Minha vida até ali tinha sido um ciclo infinito de ódio, agressão e morte.
Enquanto Zita me abraçava, eu compreendi que existem formas mais eficientes de resolver algumas coisas do que simplesmente matar seus inimigos. E para alguns, o pior castigo poderia ser continuar vivendo nesse mundo de merda.
Foi por isso que Finii escolheu morrer. A morte, para ela, era a única forma de ser livre. O que para uns é um castigo terrível, para outros é a verdadeira liberdade. E no final, é para isso que vivemos, para sermos livres.
Liberdade é a resposta.
Finalmente as coisas estavam começando a fazer sentido. Somos livres para fazer o que quisermos, mas sofreremos as consequências. E se soubermos usar essa liberdade, podemos atrair pessoas boas para o nosso lado.

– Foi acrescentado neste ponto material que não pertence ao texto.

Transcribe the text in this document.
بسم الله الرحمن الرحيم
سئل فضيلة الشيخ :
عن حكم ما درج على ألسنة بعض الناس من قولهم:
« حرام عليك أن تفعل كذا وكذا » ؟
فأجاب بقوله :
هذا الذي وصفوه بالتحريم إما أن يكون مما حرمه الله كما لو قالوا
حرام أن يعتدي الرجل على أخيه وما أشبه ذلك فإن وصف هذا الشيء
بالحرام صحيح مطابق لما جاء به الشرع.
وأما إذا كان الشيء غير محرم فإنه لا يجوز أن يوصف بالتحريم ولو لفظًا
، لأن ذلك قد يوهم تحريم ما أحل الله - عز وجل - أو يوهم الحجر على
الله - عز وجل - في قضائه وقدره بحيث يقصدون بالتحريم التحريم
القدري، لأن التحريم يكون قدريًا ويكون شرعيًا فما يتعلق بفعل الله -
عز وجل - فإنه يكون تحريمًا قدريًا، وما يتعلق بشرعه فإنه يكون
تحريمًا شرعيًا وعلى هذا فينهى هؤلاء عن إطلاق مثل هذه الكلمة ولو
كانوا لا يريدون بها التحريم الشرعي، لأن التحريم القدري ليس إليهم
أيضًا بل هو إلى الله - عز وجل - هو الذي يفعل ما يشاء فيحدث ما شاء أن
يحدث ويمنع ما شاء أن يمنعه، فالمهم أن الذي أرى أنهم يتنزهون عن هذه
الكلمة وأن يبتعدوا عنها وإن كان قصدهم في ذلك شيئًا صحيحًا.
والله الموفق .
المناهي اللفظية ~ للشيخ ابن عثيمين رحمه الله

Essa era a resposta à pergunta de Miraa: O que significa ser um espião do Leste. Significa ser livre, mas ser responsável para com as suas pessoas.
Ter essa compreensão me deu uma felicidade reconfortante. Envolvi Zita em um abraço, retribuindo o seu gesto, beijei o topo de sua cabeça e pensei em voz alta:
— Acho que te amo.
— Acha? — Ela me encarou, com olhos avermelhados e ainda marejados.
— Não. Eu não acho, eu tenho certeza. — Não consegui evitar de sorrir — Eu te amo. E não sei o que faria se te perdesse.